Riverside County, California elections officials counted the disputed 12,563 late mail ballots on Friday night, and apparently those votes have already changed at least one outcome from the June 8, 2010 primary.  Before those votes had been counted, Juan Vargas was leading Mary Salas for the Democratic nomination, 40th State Senate district, by only 12 votes.  But according to this story, Salas now leads Vargas, although the story does not tell the new vote totals.  UPDATE:  the earlier story was incorrect.  Vargas defeated Salas by 22 votes.  See this corrected story.


Comments

Riverside County, California, Counts 12,563 Late Votes. — 4 Comments

  1. Makes sense that the newspapers, with the exception of Rostra, have declared Salas the incorrect victor of the election in subsequent months. It seems that the papers and the Riverside Registrar of Voters make a good match in the greater Southern Cal area.

  2. The article is confusing because it is reporting the Riverside County vote. It also has been corrected.

    Before the added votes were counted, Salas led Vargas 3924:3818 in Riverside County. It is now 4057:3962. So the additional votes actually favored Vargas by a 133:144 margin.

    So originally, Salas had 50.7% of the vote in Riverside County, and now she has 50.6%. So the article is correct that Salas has just over 50% of the vote in Riverside Count. It is just that she now has even less just over 50% than on election night.

    While the article said that potentially 890 of the 12,000 missing votes were from the 40th district (presumably based on number of mailed-out ballots). It turns out that only 277 votes were missing, which amounts to 3.5% of the total vote in the Riverside part of the district (0.6% of the total district).

    A curiosity is that Vargas won only in Imperial County, but by enough to “swamp” the result in San Diego and Riverside counties.

    About 2/3 of the vote is from San Diego County, with the remaining split about evenly between the Imperial and Riverside counties. All of Imperial County is included in the district. The San Diego County portion is in the extreme SW corner, including Chula Vista, the San Ysidro portion of San Diego, National City, Imperial Beach and Coronado linked to Imperial County by a strip across the desert along the border. The Riverside County portion is in the Coachella Valley southeast of Palm Springs.

    Salas received 51.2% of the vote in San Diego, and 50.6% in Riverside. But Vargas 55.8% margin in Imperial was enough even though it was only 1/6 of the total vote, and really wasn’t a superlative margin.

    The Democratic primary likely decided the election. In 2006, the Democrat (not running for reelection) had 64% of the vote. Though under a Top 2 Open primary, the Vargas-Salas race would have been for 2nd place to face a Republican.

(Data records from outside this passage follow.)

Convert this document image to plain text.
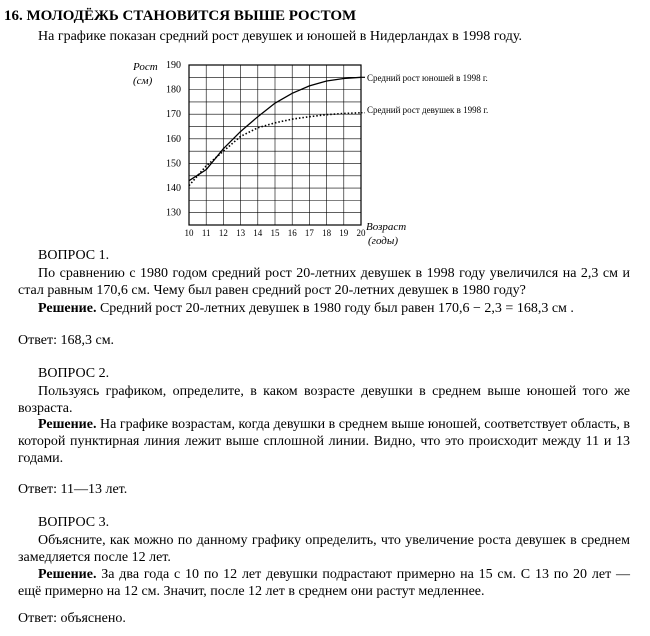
16. МОЛОДЁЖЬ СТАНОВИТСЯ ВЫШЕ РОСТОМ
На графике показан средний рост девушек и юношей в Нидерландах в 1998 году.
130
140
150
160
170
180
190
10 11 12 13 14 15 16 17 18 19 20
Рост
(см)
Возраст
(годы)
Средний рост юношей в 1998 г.
Средний рост девушек в 1998 г.
ВОПРОС 1.
По сравнению с 1980 годом средний рост 20-летних девушек в 1998 году увеличился на 2,3 см и стал равным 170,6 см. Чему был равен средний рост 20-летних девушек в 1980 году?
Решение. Средний рост 20-летних девушек в 1980 году был равен 170,6 − 2,3 = 168,3 см .
Ответ: 168,3 см.
ВОПРОС 2.
Пользуясь графиком, определите, в каком возрасте девушки в среднем выше юношей того же возраста.
Решение. На графике возрастам, когда девушки в среднем выше юношей, соответствует область, в которой пунктирная линия лежит выше сплошной линии. Видно, что это происходит между 11 и 13 годами.
Ответ: 11—13 лет.
ВОПРОС 3.
Объясните, как можно по данному графику определить, что увеличение роста девушек в среднем замедляется после 12 лет.
Решение. За два года с 10 по 12 лет девушки подрастают примерно на 15 см. С 13 по 20 лет — ещё примерно на 12 см. Значит, после 12 лет в среднем они растут медленнее.
Ответ: объяснено.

    The post office mixup is ever curiouser. Riverside County officials went to their local post office in Riverside (city) on election day, and just before poll closing went to a Redlands distribution center (as they had for the past 12 years). Redlands is actually just over the county line in San Bernardino County.

    The USPS “assumed” that the election officials would pick up the ballots in Moreno Valley, and when they failed to show up on election night, they sent them over to the Riverside post office on Wednesday.

  3. #2. Assume only chaos when it comes to ANY change in bureaucratic stuff — especially in elections.

    See Bush v. Gore 2000 — NO definition of a legal vote with the various election systems in Florida — especially the infamous now DEAD punch-card system — once upon a time the latest high tech stuff — existing for about 30 years — now in trash dumps and museums.